Fondamentalement, c’est quand même de la laïcité, principe constitutionnel, qu’il est question. Si l’édifice récupéré présente l’appartenance à une religion, c’est bien que la collectivité qui le réutiliserait tel quel manque à sa neutralité. La laïcité ce n’est donc pas seulement traiter toutes les religions de la même façon, comme le dit l’arrêt du Conseil d’Etat de 2011, c’est aussi le fait que les collectivités ne doivent dans leurs locaux présenter aucun signe religieux émanant d’elles. On peut donc penser que l’absence de reconnaissance des cultes par les collectivités devrait être un principe constitutionnel. Dès lors, le BEA cultuel sera généralement contraire à la Constitution.
Le bail emphyteotique rend et admet pérenne l’ensemble des revendications musulmanes ,avec adaptation du droit …s’entend .En tous les cas pas pour moi!!!
Honte aux élus qui vendent nos valeurs ,us et co^tumes au mépris des dispositions légales en vigueur.
Je n’ai pas de statistiques sur l’usage fait des BEA cultuels, mais ce sont des bombes à retardement. Utiliser un bail à long terme est un manque de courage de la part des élus, qui n’osent pas dire de front ce qu’ils font. Ils devraient plutôt procéder à une vente en bonne et due forme, avec un prix réel, et s’ils n’en ont pas le courage, assumer publiquement le fait qu’ils bradent un terrain voire le donnent. C’est malheureux de voir que cette technique ancestrale est utilisée pour duper car 99% des gens ne savent pas ce qu’est un bail emphytéotique, alors que la même proportion sait ce qu’est une vente déséquilibrée ou une donation (la première n’étant pas très loin de la seconde; combien de paysans ont dans le passé vendu à l’héritier préféré des terres pour une bouchée de pain? ça, c’est bien dans nos moeurs…).
@Maxime
Bien OK avec vous : le BEA n’est pas un bail, et est donc une hyprocrisie.
L’ancien « bail à construction » sur lequel il est copié, est vidé de son sens.
J’avais vu les arrêts que vous citez, mais ne voulais pas faire un article encore plus long.

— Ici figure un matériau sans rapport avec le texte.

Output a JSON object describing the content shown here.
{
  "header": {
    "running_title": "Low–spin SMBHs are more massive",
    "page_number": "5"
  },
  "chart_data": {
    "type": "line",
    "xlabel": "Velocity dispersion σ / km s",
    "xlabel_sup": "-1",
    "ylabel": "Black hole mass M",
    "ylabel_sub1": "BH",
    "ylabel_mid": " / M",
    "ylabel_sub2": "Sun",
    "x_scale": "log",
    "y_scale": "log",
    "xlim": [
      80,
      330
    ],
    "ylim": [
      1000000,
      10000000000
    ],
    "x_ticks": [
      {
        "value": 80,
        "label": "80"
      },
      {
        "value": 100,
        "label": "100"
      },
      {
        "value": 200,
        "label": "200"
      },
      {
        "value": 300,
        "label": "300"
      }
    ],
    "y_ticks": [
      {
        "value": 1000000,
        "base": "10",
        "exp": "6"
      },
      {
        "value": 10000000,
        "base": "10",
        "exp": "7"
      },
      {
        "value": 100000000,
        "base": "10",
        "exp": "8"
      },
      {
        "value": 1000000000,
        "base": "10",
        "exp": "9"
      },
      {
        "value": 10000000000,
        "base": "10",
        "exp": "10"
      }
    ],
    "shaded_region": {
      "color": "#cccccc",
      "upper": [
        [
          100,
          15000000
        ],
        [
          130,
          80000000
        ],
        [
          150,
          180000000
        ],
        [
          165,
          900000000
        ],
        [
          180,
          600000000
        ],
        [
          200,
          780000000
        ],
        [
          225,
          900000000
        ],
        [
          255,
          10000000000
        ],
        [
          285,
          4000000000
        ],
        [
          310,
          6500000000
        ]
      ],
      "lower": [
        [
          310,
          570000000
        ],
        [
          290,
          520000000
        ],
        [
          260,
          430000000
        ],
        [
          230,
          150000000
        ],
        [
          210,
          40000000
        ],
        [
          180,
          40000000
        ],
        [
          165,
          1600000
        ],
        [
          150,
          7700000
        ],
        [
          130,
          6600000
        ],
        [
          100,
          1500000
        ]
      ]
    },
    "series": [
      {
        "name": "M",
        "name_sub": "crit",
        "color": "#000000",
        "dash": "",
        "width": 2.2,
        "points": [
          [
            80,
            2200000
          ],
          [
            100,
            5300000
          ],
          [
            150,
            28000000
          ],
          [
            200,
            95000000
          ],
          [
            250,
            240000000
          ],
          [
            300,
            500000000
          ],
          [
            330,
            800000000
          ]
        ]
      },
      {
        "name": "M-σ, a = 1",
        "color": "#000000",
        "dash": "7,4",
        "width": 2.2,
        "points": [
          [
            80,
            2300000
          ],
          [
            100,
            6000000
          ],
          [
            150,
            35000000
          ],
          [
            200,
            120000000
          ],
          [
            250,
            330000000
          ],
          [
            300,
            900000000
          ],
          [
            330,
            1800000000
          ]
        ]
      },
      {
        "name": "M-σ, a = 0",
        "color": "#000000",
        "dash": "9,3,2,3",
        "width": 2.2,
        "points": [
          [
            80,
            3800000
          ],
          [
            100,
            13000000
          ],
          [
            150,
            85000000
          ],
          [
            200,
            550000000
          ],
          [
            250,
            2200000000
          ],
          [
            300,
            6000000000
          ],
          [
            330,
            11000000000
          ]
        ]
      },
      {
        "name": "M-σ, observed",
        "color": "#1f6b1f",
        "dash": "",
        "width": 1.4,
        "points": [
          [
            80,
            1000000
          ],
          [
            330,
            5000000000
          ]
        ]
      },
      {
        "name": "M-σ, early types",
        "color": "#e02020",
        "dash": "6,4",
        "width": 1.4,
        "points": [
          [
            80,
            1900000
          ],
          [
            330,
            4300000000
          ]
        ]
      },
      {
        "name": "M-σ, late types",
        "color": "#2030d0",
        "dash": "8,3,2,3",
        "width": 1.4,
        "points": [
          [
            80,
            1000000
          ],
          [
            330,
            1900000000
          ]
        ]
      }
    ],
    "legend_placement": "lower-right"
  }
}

Je n’aime pas beaucoup l’expression » bloc de constitutionnalité, » elle me semble inutile, tendancieuse et dangereuse, la loi de 1905 n’est pas dans la constitution mais elle lui est soumise, comme toute loi. La laïcité ne se fonde d’ailleurs pas (ou pas seulement) sur la loi de 1905, mais sur l’article 2 de la constitution de 1958 dit que :
art. 2 de la constitution de 1958 :
» La France est une République indivisible, laïque, démocratique et sociale ».
(article dont il serait intéressant de retracer l’histoire, ainsi que du préambule de la constitution de 1946 repris dans celle de 1958)
Par conséquent toutes nos lois doivent être soumises à la laïcité, qui est dans la constitution. Le BEA respecte-t-il cet article 2 ?…
Mais avez-vous lu l’article du salon beige sur le Conseil d’Etat, estimant que le Conseil d’Etat n’est plus indépendant du gouvernement et est « aux ordres » ?…Cela explique toute la jurisprudence du Conseil d’Etat…
Oui, il vaut mieux, pour faire annuler de telles décisions, éviter de parler de la constitution, bien que cela soit choquant, et se réfugier dans la notion d’intérêt ou dans celle de vil prix ou de lésion.
Les déclarations récentes de Cazeneuve sur le fait qu’il s’opposera par tout moyen aux maires qui refuseront de construire des mosquées, peuvent nous faire froid dans le dos.